The mosque was built after a “fatwa” from Islamic scholars of walled city who declared that all land belongs to Allah and a mosque or house of Allah can be constructed anywhere and so the construction of the mosque began
Let’s come to the history of the mosque now. It is reported by the historians that it was built amid much controversy. The mosque was built in 1749-53 AD by Nawab Mir Syed Bhakari Khan, the Naib Subedar of Lahore at the time when Mir Moin ul Mulk was the Subedar during the reign of the Emperor Mohammad Shah. Syed Bhakari was a simple Sufi and religious minded person interested in literature and fine arts. The mosque was built after much debate. The locals of the area resisted the construction in a central crossing place of Rang Mehal and Kashmiri Bazaar thinking it would hamper the traffic movement and passage for the locals would be blocked.
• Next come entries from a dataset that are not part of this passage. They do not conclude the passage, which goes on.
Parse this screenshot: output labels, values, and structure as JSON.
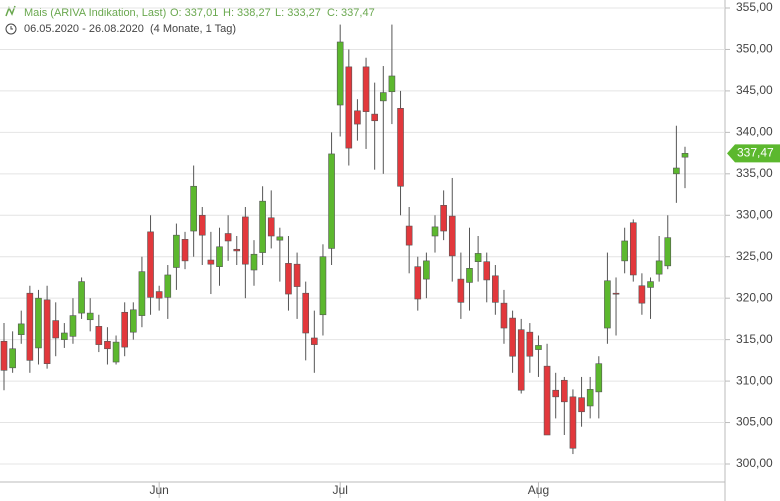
{
  "header": {
    "instrument": "Mais (ARIVA Indikation, Last)",
    "open": "O: 337,01",
    "high": "H: 338,27",
    "low": "L: 333,27",
    "close": "C: 337,47",
    "range": "06.05.2020 - 26.08.2020",
    "period": "(4 Monate, 1 Tag)"
  },
  "chart_data": {
    "type": "candlestick",
    "categories": [
      null,
      null,
      null,
      null,
      null,
      null,
      null,
      null,
      null,
      null,
      null,
      null,
      null,
      null,
      null,
      null,
      null,
      null,
      "Jun",
      null,
      null,
      null,
      null,
      null,
      null,
      null,
      null,
      null,
      null,
      null,
      null,
      null,
      null,
      null,
      null,
      null,
      null,
      null,
      null,
      "Jul",
      null,
      null,
      null,
      null,
      null,
      null,
      null,
      null,
      null,
      null,
      null,
      null,
      null,
      null,
      null,
      null,
      null,
      null,
      null,
      null,
      null,
      null,
      "Aug",
      null,
      null,
      null,
      null,
      null,
      null,
      null,
      null,
      null,
      null,
      null,
      null,
      null,
      null,
      null,
      null,
      null
    ],
    "open": [
      314.8,
      311.6,
      315.6,
      320.6,
      314,
      319.8,
      317.3,
      315,
      315.4,
      318.2,
      317.4,
      316.6,
      314.8,
      312.3,
      318.3,
      315.9,
      317.9,
      328,
      320.8,
      320.1,
      323.7,
      327.1,
      328.1,
      330,
      324.6,
      323.8,
      327.8,
      325.9,
      329.8,
      323.4,
      325.5,
      329.7,
      327,
      324.2,
      324.1,
      320.6,
      315.2,
      318,
      326,
      343.3,
      347.9,
      342.6,
      347.9,
      342.2,
      343.8,
      344.9,
      342.9,
      328.7,
      323.8,
      322.3,
      327.5,
      331.2,
      329.9,
      322.3,
      321.9,
      324.4,
      324.4,
      322.7,
      319.4,
      317.6,
      316.2,
      315.9,
      313.8,
      311.8,
      308.9,
      310.1,
      308.1,
      308,
      307,
      308.7,
      316.4,
      320.6,
      324.5,
      329.1,
      321.5,
      321.3,
      322.9,
      323.9,
      335,
      337.01
    ],
    "high": [
      317,
      316,
      318.5,
      321.5,
      321,
      321.5,
      319.5,
      317,
      320,
      322.5,
      320,
      318,
      316.5,
      315.5,
      319.5,
      319.5,
      325,
      330,
      321.5,
      324,
      329,
      328,
      336,
      331,
      328,
      328.5,
      330,
      327.5,
      331,
      327,
      333.5,
      333,
      328.5,
      327.5,
      325.5,
      322,
      318.5,
      326.5,
      340,
      353,
      350,
      344,
      349,
      346,
      348,
      353,
      345,
      331,
      325,
      325.5,
      330,
      333,
      334.5,
      325.5,
      328.5,
      327.5,
      325.5,
      324,
      321,
      318.5,
      317.5,
      317,
      315.5,
      314.5,
      311,
      310.5,
      309,
      310.5,
      310.5,
      313,
      325.5,
      322.5,
      328.5,
      329.5,
      323,
      322.5,
      327.5,
      330,
      340.8,
      338.27
    ],
    "low": [
      308.9,
      311,
      314.5,
      311,
      312,
      311.5,
      313,
      314,
      314.5,
      317.5,
      316,
      313.5,
      312,
      312,
      313,
      315,
      316.5,
      318,
      318.5,
      317.5,
      321,
      323.5,
      325,
      324,
      320.5,
      321.5,
      324.5,
      324,
      320,
      321.5,
      324,
      326,
      322,
      318.5,
      317.5,
      312.5,
      311,
      315.5,
      324,
      339.5,
      336,
      339,
      338,
      335.5,
      335,
      341,
      330,
      323,
      318.5,
      320,
      325.5,
      327,
      322,
      317.5,
      318.5,
      322,
      319.5,
      318,
      314.5,
      311,
      308.5,
      311,
      310.5,
      303.5,
      305.5,
      303.5,
      301.2,
      304.5,
      305.5,
      305.5,
      314.5,
      315.5,
      323,
      322,
      318,
      317.5,
      322,
      323.5,
      331.5,
      333.27
    ],
    "close": [
      311.3,
      313.9,
      316.9,
      312.5,
      320,
      312.1,
      315.2,
      315.8,
      317.9,
      322,
      318.2,
      314.4,
      313.9,
      314.7,
      314.1,
      318.6,
      323.2,
      320.1,
      320,
      322.8,
      327.6,
      324.5,
      333.5,
      327.6,
      324.1,
      326.2,
      326.9,
      325.7,
      324.1,
      325.3,
      331.7,
      327.5,
      327.4,
      320.5,
      321.4,
      315.8,
      314.4,
      325,
      337.4,
      350.9,
      338.1,
      341,
      342.5,
      341.4,
      344.8,
      346.8,
      333.5,
      326.4,
      319.9,
      324.5,
      328.6,
      328.1,
      325.1,
      319.5,
      323.6,
      325.4,
      322.2,
      319.5,
      316.4,
      313,
      308.9,
      313,
      314.3,
      303.5,
      308.1,
      307.5,
      301.9,
      306.3,
      309,
      312.1,
      322.1,
      320.5,
      326.9,
      322.8,
      319.4,
      322,
      324.5,
      327.3,
      335.7,
      337.47
    ],
    "up_color": "#5cb82e",
    "down_color": "#e2383c",
    "ylim": [
      299,
      356
    ],
    "yticks": [
      {
        "value": 300,
        "label": "300,00"
      },
      {
        "value": 305,
        "label": "305,00"
      },
      {
        "value": 310,
        "label": "310,00"
      },
      {
        "value": 315,
        "label": "315,00"
      },
      {
        "value": 320,
        "label": "320,00"
      },
      {
        "value": 325,
        "label": "325,00"
      },
      {
        "value": 330,
        "label": "330,00"
      },
      {
        "value": 335,
        "label": "335,00"
      },
      {
        "value": 340,
        "label": "340,00"
      },
      {
        "value": 345,
        "label": "345,00"
      },
      {
        "value": 350,
        "label": "350,00"
      },
      {
        "value": 355,
        "label": "355,00"
      }
    ],
    "last_price": {
      "value": 337.47,
      "label": "337,47"
    },
    "grid": true
  }
}
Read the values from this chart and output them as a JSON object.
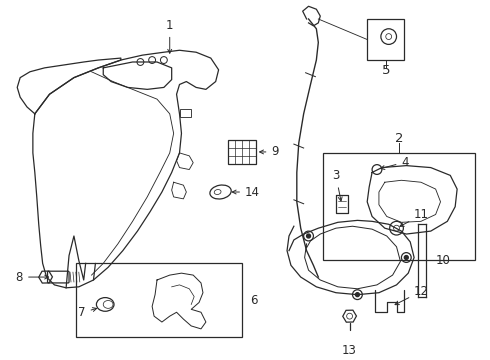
{
  "bg_color": "#ffffff",
  "line_color": "#2a2a2a",
  "figsize": [
    4.9,
    3.6
  ],
  "dpi": 100
}
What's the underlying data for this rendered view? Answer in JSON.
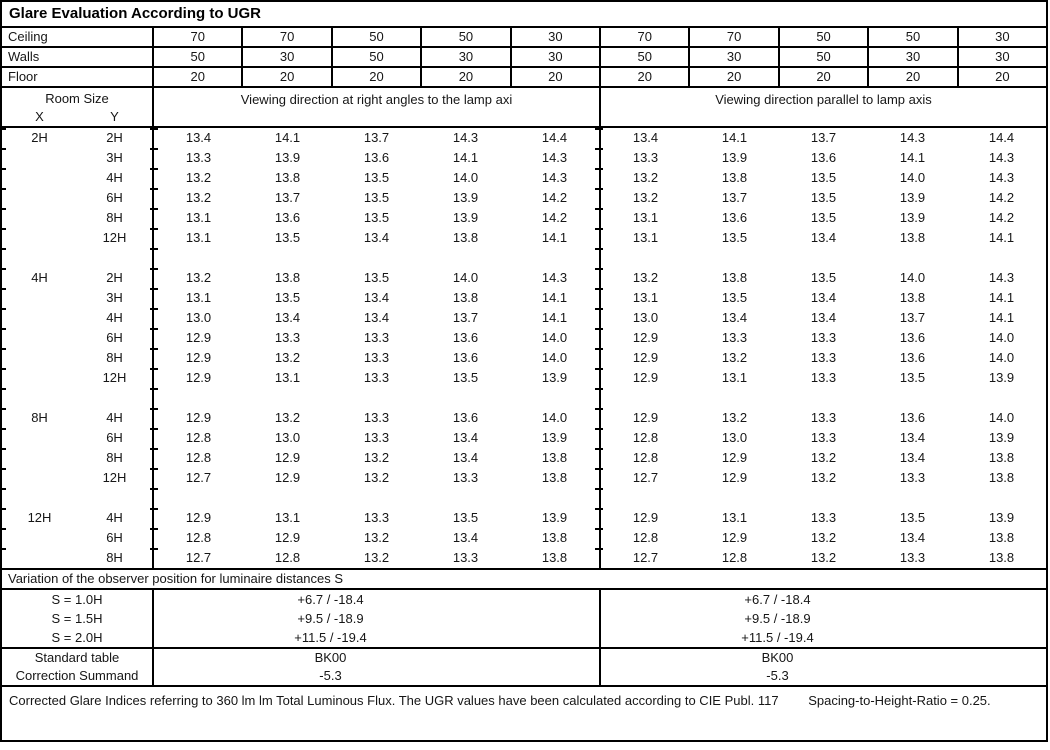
{
  "title": "Glare Evaluation According to UGR",
  "surface_rows": [
    {
      "label": "Ceiling",
      "values": [
        "70",
        "70",
        "50",
        "50",
        "30",
        "70",
        "70",
        "50",
        "50",
        "30"
      ]
    },
    {
      "label": "Walls",
      "values": [
        "50",
        "30",
        "50",
        "30",
        "30",
        "50",
        "30",
        "50",
        "30",
        "30"
      ]
    },
    {
      "label": "Floor",
      "values": [
        "20",
        "20",
        "20",
        "20",
        "20",
        "20",
        "20",
        "20",
        "20",
        "20"
      ]
    }
  ],
  "header": {
    "room_size": "Room Size",
    "x": "X",
    "y": "Y",
    "left_group": "Viewing direction at right angles to the lamp axi",
    "right_group": "Viewing direction parallel to lamp axis"
  },
  "ugr_rows": [
    {
      "x": "2H",
      "y": "2H",
      "v": [
        "13.4",
        "14.1",
        "13.7",
        "14.3",
        "14.4",
        "13.4",
        "14.1",
        "13.7",
        "14.3",
        "14.4"
      ]
    },
    {
      "x": "",
      "y": "3H",
      "v": [
        "13.3",
        "13.9",
        "13.6",
        "14.1",
        "14.3",
        "13.3",
        "13.9",
        "13.6",
        "14.1",
        "14.3"
      ]
    },
    {
      "x": "",
      "y": "4H",
      "v": [
        "13.2",
        "13.8",
        "13.5",
        "14.0",
        "14.3",
        "13.2",
        "13.8",
        "13.5",
        "14.0",
        "14.3"
      ]
    },
    {
      "x": "",
      "y": "6H",
      "v": [
        "13.2",
        "13.7",
        "13.5",
        "13.9",
        "14.2",
        "13.2",
        "13.7",
        "13.5",
        "13.9",
        "14.2"
      ]
    },
    {
      "x": "",
      "y": "8H",
      "v": [
        "13.1",
        "13.6",
        "13.5",
        "13.9",
        "14.2",
        "13.1",
        "13.6",
        "13.5",
        "13.9",
        "14.2"
      ]
    },
    {
      "x": "",
      "y": "12H",
      "v": [
        "13.1",
        "13.5",
        "13.4",
        "13.8",
        "14.1",
        "13.1",
        "13.5",
        "13.4",
        "13.8",
        "14.1"
      ]
    },
    {
      "blank": true
    },
    {
      "x": "4H",
      "y": "2H",
      "v": [
        "13.2",
        "13.8",
        "13.5",
        "14.0",
        "14.3",
        "13.2",
        "13.8",
        "13.5",
        "14.0",
        "14.3"
      ]
    },
    {
      "x": "",
      "y": "3H",
      "v": [
        "13.1",
        "13.5",
        "13.4",
        "13.8",
        "14.1",
        "13.1",
        "13.5",
        "13.4",
        "13.8",
        "14.1"
      ]
    },
    {
      "x": "",
      "y": "4H",
      "v": [
        "13.0",
        "13.4",
        "13.4",
        "13.7",
        "14.1",
        "13.0",
        "13.4",
        "13.4",
        "13.7",
        "14.1"
      ]
    },
    {
      "x": "",
      "y": "6H",
      "v": [
        "12.9",
        "13.3",
        "13.3",
        "13.6",
        "14.0",
        "12.9",
        "13.3",
        "13.3",
        "13.6",
        "14.0"
      ]
    },
    {
      "x": "",
      "y": "8H",
      "v": [
        "12.9",
        "13.2",
        "13.3",
        "13.6",
        "14.0",
        "12.9",
        "13.2",
        "13.3",
        "13.6",
        "14.0"
      ]
    },
    {
      "x": "",
      "y": "12H",
      "v": [
        "12.9",
        "13.1",
        "13.3",
        "13.5",
        "13.9",
        "12.9",
        "13.1",
        "13.3",
        "13.5",
        "13.9"
      ]
    },
    {
      "blank": true
    },
    {
      "x": "8H",
      "y": "4H",
      "v": [
        "12.9",
        "13.2",
        "13.3",
        "13.6",
        "14.0",
        "12.9",
        "13.2",
        "13.3",
        "13.6",
        "14.0"
      ]
    },
    {
      "x": "",
      "y": "6H",
      "v": [
        "12.8",
        "13.0",
        "13.3",
        "13.4",
        "13.9",
        "12.8",
        "13.0",
        "13.3",
        "13.4",
        "13.9"
      ]
    },
    {
      "x": "",
      "y": "8H",
      "v": [
        "12.8",
        "12.9",
        "13.2",
        "13.4",
        "13.8",
        "12.8",
        "12.9",
        "13.2",
        "13.4",
        "13.8"
      ]
    },
    {
      "x": "",
      "y": "12H",
      "v": [
        "12.7",
        "12.9",
        "13.2",
        "13.3",
        "13.8",
        "12.7",
        "12.9",
        "13.2",
        "13.3",
        "13.8"
      ]
    },
    {
      "blank": true
    },
    {
      "x": "12H",
      "y": "4H",
      "v": [
        "12.9",
        "13.1",
        "13.3",
        "13.5",
        "13.9",
        "12.9",
        "13.1",
        "13.3",
        "13.5",
        "13.9"
      ]
    },
    {
      "x": "",
      "y": "6H",
      "v": [
        "12.8",
        "12.9",
        "13.2",
        "13.4",
        "13.8",
        "12.8",
        "12.9",
        "13.2",
        "13.4",
        "13.8"
      ]
    },
    {
      "x": "",
      "y": "8H",
      "v": [
        "12.7",
        "12.8",
        "13.2",
        "13.3",
        "13.8",
        "12.7",
        "12.8",
        "13.2",
        "13.3",
        "13.8"
      ]
    }
  ],
  "variation": {
    "heading": "Variation of the observer position for luminaire distances S",
    "rows": [
      {
        "label": "S = 1.0H",
        "left": "+6.7 / -18.4",
        "right": "+6.7 / -18.4"
      },
      {
        "label": "S = 1.5H",
        "left": "+9.5 / -18.9",
        "right": "+9.5 / -18.9"
      },
      {
        "label": "S = 2.0H",
        "left": "+11.5 / -19.4",
        "right": "+11.5 / -19.4"
      }
    ]
  },
  "summary": {
    "rows": [
      {
        "label": "Standard table",
        "left": "BK00",
        "right": "BK00"
      },
      {
        "label": "Correction Summand",
        "left": "-5.3",
        "right": "-5.3"
      }
    ]
  },
  "footer": {
    "text1": "Corrected Glare Indices referring to 360 lm lm Total Luminous Flux. The UGR values have been calculated according to CIE Publ. 117",
    "text2": "Spacing-to-Height-Ratio = 0.25."
  }
}
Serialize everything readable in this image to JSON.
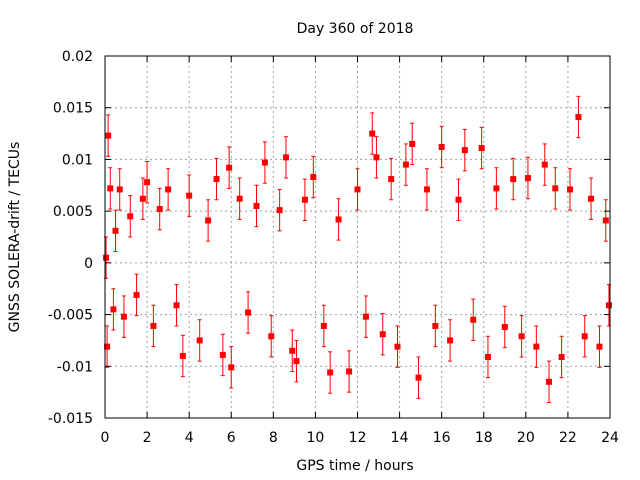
{
  "chart_data": {
    "type": "scatter",
    "title": "Day 360 of 2018",
    "xlabel": "GPS time / hours",
    "ylabel": "GNSS SOLERA-drift / TECUs",
    "xlim": [
      0,
      24
    ],
    "ylim": [
      -0.015,
      0.02
    ],
    "xticks": [
      "0",
      "2",
      "4",
      "6",
      "8",
      "10",
      "12",
      "14",
      "16",
      "18",
      "20",
      "22",
      "24"
    ],
    "yticks": [
      "-0.015",
      "-0.01",
      "-0.005",
      "0",
      "0.005",
      "0.01",
      "0.015",
      "0.02"
    ],
    "grid": true,
    "series": [
      {
        "name": "SOLERA-drift",
        "color": "#ff0000",
        "marker": "square",
        "error_bars": true,
        "points": [
          {
            "x": 0.05,
            "y": 0.0005,
            "err": 0.002
          },
          {
            "x": 0.1,
            "y": -0.0081,
            "err": 0.002
          },
          {
            "x": 0.15,
            "y": 0.0123,
            "err": 0.002
          },
          {
            "x": 0.25,
            "y": 0.0072,
            "err": 0.002
          },
          {
            "x": 0.4,
            "y": -0.0045,
            "err": 0.002
          },
          {
            "x": 0.5,
            "y": 0.0031,
            "err": 0.002
          },
          {
            "x": 0.7,
            "y": 0.0071,
            "err": 0.002
          },
          {
            "x": 0.9,
            "y": -0.0052,
            "err": 0.002
          },
          {
            "x": 1.2,
            "y": 0.0045,
            "err": 0.002
          },
          {
            "x": 1.5,
            "y": -0.0031,
            "err": 0.002
          },
          {
            "x": 1.8,
            "y": 0.0062,
            "err": 0.002
          },
          {
            "x": 2.0,
            "y": 0.0078,
            "err": 0.002
          },
          {
            "x": 2.3,
            "y": -0.0061,
            "err": 0.002
          },
          {
            "x": 2.6,
            "y": 0.0052,
            "err": 0.002
          },
          {
            "x": 3.0,
            "y": 0.0071,
            "err": 0.002
          },
          {
            "x": 3.4,
            "y": -0.0041,
            "err": 0.002
          },
          {
            "x": 3.7,
            "y": -0.009,
            "err": 0.002
          },
          {
            "x": 4.0,
            "y": 0.0065,
            "err": 0.002
          },
          {
            "x": 4.5,
            "y": -0.0075,
            "err": 0.002
          },
          {
            "x": 4.9,
            "y": 0.0041,
            "err": 0.002
          },
          {
            "x": 5.3,
            "y": 0.0081,
            "err": 0.002
          },
          {
            "x": 5.6,
            "y": -0.0089,
            "err": 0.002
          },
          {
            "x": 5.9,
            "y": 0.0092,
            "err": 0.002
          },
          {
            "x": 6.0,
            "y": -0.0101,
            "err": 0.002
          },
          {
            "x": 6.4,
            "y": 0.0062,
            "err": 0.002
          },
          {
            "x": 6.8,
            "y": -0.0048,
            "err": 0.002
          },
          {
            "x": 7.2,
            "y": 0.0055,
            "err": 0.002
          },
          {
            "x": 7.6,
            "y": 0.0097,
            "err": 0.002
          },
          {
            "x": 7.9,
            "y": -0.0071,
            "err": 0.002
          },
          {
            "x": 8.3,
            "y": 0.0051,
            "err": 0.002
          },
          {
            "x": 8.6,
            "y": 0.0102,
            "err": 0.002
          },
          {
            "x": 8.9,
            "y": -0.0085,
            "err": 0.002
          },
          {
            "x": 9.1,
            "y": -0.0095,
            "err": 0.002
          },
          {
            "x": 9.5,
            "y": 0.0061,
            "err": 0.002
          },
          {
            "x": 9.9,
            "y": 0.0083,
            "err": 0.002
          },
          {
            "x": 10.4,
            "y": -0.0061,
            "err": 0.002
          },
          {
            "x": 10.7,
            "y": -0.0106,
            "err": 0.002
          },
          {
            "x": 11.1,
            "y": 0.0042,
            "err": 0.002
          },
          {
            "x": 11.6,
            "y": -0.0105,
            "err": 0.002
          },
          {
            "x": 12.0,
            "y": 0.0071,
            "err": 0.002
          },
          {
            "x": 12.4,
            "y": -0.0052,
            "err": 0.002
          },
          {
            "x": 12.7,
            "y": 0.0125,
            "err": 0.002
          },
          {
            "x": 12.9,
            "y": 0.0102,
            "err": 0.002
          },
          {
            "x": 13.2,
            "y": -0.0069,
            "err": 0.002
          },
          {
            "x": 13.6,
            "y": 0.0081,
            "err": 0.002
          },
          {
            "x": 13.9,
            "y": -0.0081,
            "err": 0.002
          },
          {
            "x": 14.3,
            "y": 0.0095,
            "err": 0.002
          },
          {
            "x": 14.6,
            "y": 0.0115,
            "err": 0.002
          },
          {
            "x": 14.9,
            "y": -0.0111,
            "err": 0.002
          },
          {
            "x": 15.3,
            "y": 0.0071,
            "err": 0.002
          },
          {
            "x": 15.7,
            "y": -0.0061,
            "err": 0.002
          },
          {
            "x": 16.0,
            "y": 0.0112,
            "err": 0.002
          },
          {
            "x": 16.4,
            "y": -0.0075,
            "err": 0.002
          },
          {
            "x": 16.8,
            "y": 0.0061,
            "err": 0.002
          },
          {
            "x": 17.1,
            "y": 0.0109,
            "err": 0.002
          },
          {
            "x": 17.5,
            "y": -0.0055,
            "err": 0.002
          },
          {
            "x": 17.9,
            "y": 0.0111,
            "err": 0.002
          },
          {
            "x": 18.2,
            "y": -0.0091,
            "err": 0.002
          },
          {
            "x": 18.6,
            "y": 0.0072,
            "err": 0.002
          },
          {
            "x": 19.0,
            "y": -0.0062,
            "err": 0.002
          },
          {
            "x": 19.4,
            "y": 0.0081,
            "err": 0.002
          },
          {
            "x": 19.8,
            "y": -0.0071,
            "err": 0.002
          },
          {
            "x": 20.1,
            "y": 0.0082,
            "err": 0.002
          },
          {
            "x": 20.5,
            "y": -0.0081,
            "err": 0.002
          },
          {
            "x": 20.9,
            "y": 0.0095,
            "err": 0.002
          },
          {
            "x": 21.1,
            "y": -0.0115,
            "err": 0.002
          },
          {
            "x": 21.4,
            "y": 0.0072,
            "err": 0.002
          },
          {
            "x": 21.7,
            "y": -0.0091,
            "err": 0.002
          },
          {
            "x": 22.1,
            "y": 0.0071,
            "err": 0.002
          },
          {
            "x": 22.5,
            "y": 0.0141,
            "err": 0.002
          },
          {
            "x": 22.8,
            "y": -0.0071,
            "err": 0.002
          },
          {
            "x": 23.1,
            "y": 0.0062,
            "err": 0.002
          },
          {
            "x": 23.5,
            "y": -0.0081,
            "err": 0.002
          },
          {
            "x": 23.8,
            "y": 0.0041,
            "err": 0.002
          },
          {
            "x": 23.95,
            "y": -0.0041,
            "err": 0.002
          }
        ]
      }
    ]
  }
}
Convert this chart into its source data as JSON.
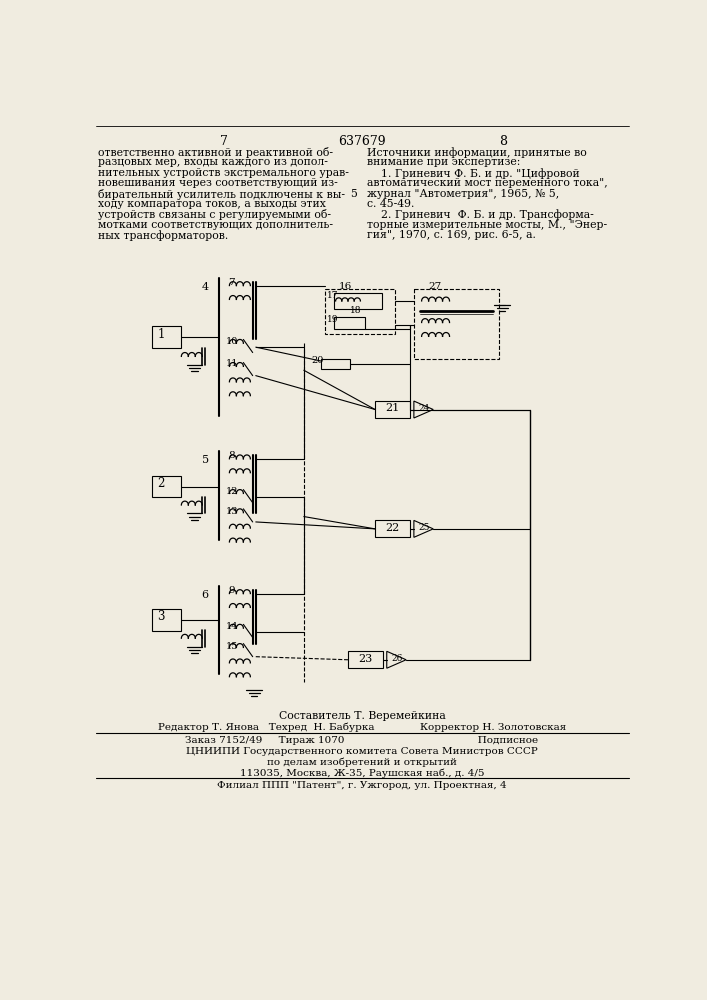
{
  "page_number_left": "7",
  "page_number_center": "637679",
  "page_number_right": "8",
  "left_column_text": [
    "ответственно активной и реактивной об-",
    "разцовых мер, входы каждого из допол-",
    "нительных устройств экстремального урав-",
    "новешивания через соответствующий из-",
    "бирательный усилитель подключены к вы-",
    "ходу компаратора токов, а выходы этих",
    "устройств связаны с регулируемыми об-",
    "мотками соответствующих дополнитель-",
    "ных трансформаторов."
  ],
  "right_column_text": [
    "Источники информации, принятые во",
    "внимание при экспертизе:",
    "    1. Гриневич Ф. Б. и др. \"Цифровой",
    "автоматический мост переменного тока\",",
    "журнал \"Автометрия\", 1965, № 5,",
    "с. 45-49.",
    "    2. Гриневич  Ф. Б. и др. Трансформа-",
    "торные измерительные мосты, М., \"Энер-",
    "гия\", 1970, с. 169, рис. 6-5, а."
  ],
  "composer_text": "Составитель Т. Веремейкина",
  "editor_text": "Редактор Т. Янова   Техред  Н. Бабурка              Корректор Н. Золотовская",
  "order_text": "Заказ 7152/49     Тираж 1070                                         Подписное",
  "org_text1": "ЦНИИПИ Государственного комитета Совета Министров СССР",
  "org_text2": "по делам изобретений и открытий",
  "org_text3": "113035, Москва, Ж-35, Раушская наб., д. 4/5",
  "branch_text": "Филиал ППП \"Патент\", г. Ужгород, ул. Проектная, 4",
  "bg_color": "#f0ece0"
}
According to various historic accounts another controversy over the construction of this mosque was the already existing mosque nearby. The mosque was built after a “fatwa” from Islamic scholars of walled city who declared that all land belongs to Allah and a mosque or house of Allah can be constructed anywhere and so the construction of the mosque began.
Like many other monuments and mosques of the walled city of Lahore, this mosque underwent a lot changes in different periods of history. During the Sikh rule the floor of the mosque was plastered with dirty materials which were against the sanctity of the mosque. Later the Sikh Holy Book was also placed inside the mosque and it was turned into a Sikh worship place. Seeing the conditions of the mosques, the Muslims got perturbed and offended over the mistreatment of the mosque. The Mohammadens in Lahore during the same period requested the influential Muslim families, the Faqirs Aziz Ud Din and Noor Ud Din, to approach the Maharaja of that time for restoring the mosque and handing it back to the Muslims. After many meetings the mosque was handed over to the Muslims. The Sikhs demanded that the “Azan” was not to be made loudly at any time of the day and the Muslims, to save the sacredness of the Mosque, agreed to their demands. History does not show any harm made to the mosque during the British era. When the British took over Punjab, they handed over the shops near the mosque, which were disputed, to Muslims and restored the mosque again. That was the time when the mosque again got functional and its sanctity and dignity was restored.